Over a year has passed since the Loma Prieta earthquake struck, and repercussions can still be felt and observed in northern California. In the Midwest, Iben Browning, who predicted a quake of 7.0 or greater on the Richter scale to strike along the New Madrid fault in December, is practically a household name. The reports of death and destruction resulting from the Armenia and Philippine earthquakes were overwhelming. Finally, management is becoming persuaded that the “it will never happen to us” mentality could be the equivalent of corporate suicide. Although Browning’s credentials are questionable (he also claimed that the weather conditions caused the downfall of communism in Eastern Europe), his prediction at least proved to be the overdue catalyst for several businesses to take the earthquake threat seriously and, if they hadn’t already, initiate a plan.

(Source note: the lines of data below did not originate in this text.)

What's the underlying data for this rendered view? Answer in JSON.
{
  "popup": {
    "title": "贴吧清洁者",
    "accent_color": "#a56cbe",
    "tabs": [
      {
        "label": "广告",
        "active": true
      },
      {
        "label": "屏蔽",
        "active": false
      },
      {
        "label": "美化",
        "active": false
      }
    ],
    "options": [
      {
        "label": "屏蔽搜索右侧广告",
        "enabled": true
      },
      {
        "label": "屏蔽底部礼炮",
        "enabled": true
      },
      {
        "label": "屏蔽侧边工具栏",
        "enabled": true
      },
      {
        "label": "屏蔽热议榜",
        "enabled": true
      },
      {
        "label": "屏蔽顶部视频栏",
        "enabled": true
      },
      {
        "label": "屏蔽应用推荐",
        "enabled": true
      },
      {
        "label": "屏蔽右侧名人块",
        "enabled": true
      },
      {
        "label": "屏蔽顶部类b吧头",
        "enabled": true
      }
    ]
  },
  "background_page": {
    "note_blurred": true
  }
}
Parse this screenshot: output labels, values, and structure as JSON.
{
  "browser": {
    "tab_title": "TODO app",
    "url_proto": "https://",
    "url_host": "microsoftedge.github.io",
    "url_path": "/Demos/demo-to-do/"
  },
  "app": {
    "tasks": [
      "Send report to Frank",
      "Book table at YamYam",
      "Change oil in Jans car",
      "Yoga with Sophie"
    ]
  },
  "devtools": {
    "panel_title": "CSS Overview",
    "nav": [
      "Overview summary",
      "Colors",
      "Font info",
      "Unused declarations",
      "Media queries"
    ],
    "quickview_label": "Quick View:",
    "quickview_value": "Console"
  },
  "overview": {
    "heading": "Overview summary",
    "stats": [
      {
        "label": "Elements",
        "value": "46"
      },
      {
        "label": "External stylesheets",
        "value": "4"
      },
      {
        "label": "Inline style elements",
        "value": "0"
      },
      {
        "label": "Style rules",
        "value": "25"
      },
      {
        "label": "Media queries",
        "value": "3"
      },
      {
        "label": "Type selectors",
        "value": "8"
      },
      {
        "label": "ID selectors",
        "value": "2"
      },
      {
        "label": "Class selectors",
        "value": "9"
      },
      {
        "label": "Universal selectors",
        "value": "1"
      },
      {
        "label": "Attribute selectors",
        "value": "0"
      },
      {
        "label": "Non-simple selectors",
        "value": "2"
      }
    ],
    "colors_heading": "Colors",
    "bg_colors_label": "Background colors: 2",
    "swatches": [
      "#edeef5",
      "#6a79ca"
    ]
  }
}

With the threat of an earthquake becoming more of a tangible prospect, companies must research the probable risks for their particular regional location, and then learn to manage those risks. In the investigative process, it is necessary to both assess existing structures and retrofit them accordingly, and also to design all new structures to be able to survive the maximum potential earthquake for the location.

DETERMINE YOUR RISK

Obviously, geographical location is a large determinant of your earthquake risk. While the extreme west and Midwest are the most hazardous zones in the U.S. with the ever-present threats of the San Andreas and New Madrid faults, the rest of the country is not immune from danger; quakes causing major damage have occurred throughout the western third of the country, and smaller quakes have affected, to some degree, virtually every state in the continental U.S.

Another crucial risk factor is the vulnerability of the land at your particular location. Your hazard assessment can hardly be considered complete before you review the geography of the land on which your business is located and conduct a site survey. The geological makeup of the ground will result in different levels of potential damage during a quake. Take two phenomena that are standard in any earthquake:

Groundshaking

This essentially defines an earthquake, and the Richter scale is used as a measurement of magnitude. So a 6.0 earthquake in California is the same as a 6.0 earthquake in Missouri, right? Not quite--that same magnitude could shake up to 10 times a greater area in the Midwest due to a different composition of the ground.

Groundmotion

Groundmotion is a function of exposure time. The longer the duration of the quake, the better your chances for soil failure and greater structural damage. Liquefaction, an earthquake phenomenon that tends to densify soils, can cause the ground to take on qualities of quicksand if the shaking is strong enough and of sufficient duration. Prime conditions for liquefaction are flood plain soils, sandy or silty soils, shallow groundwater surfaces, and loose density of soil.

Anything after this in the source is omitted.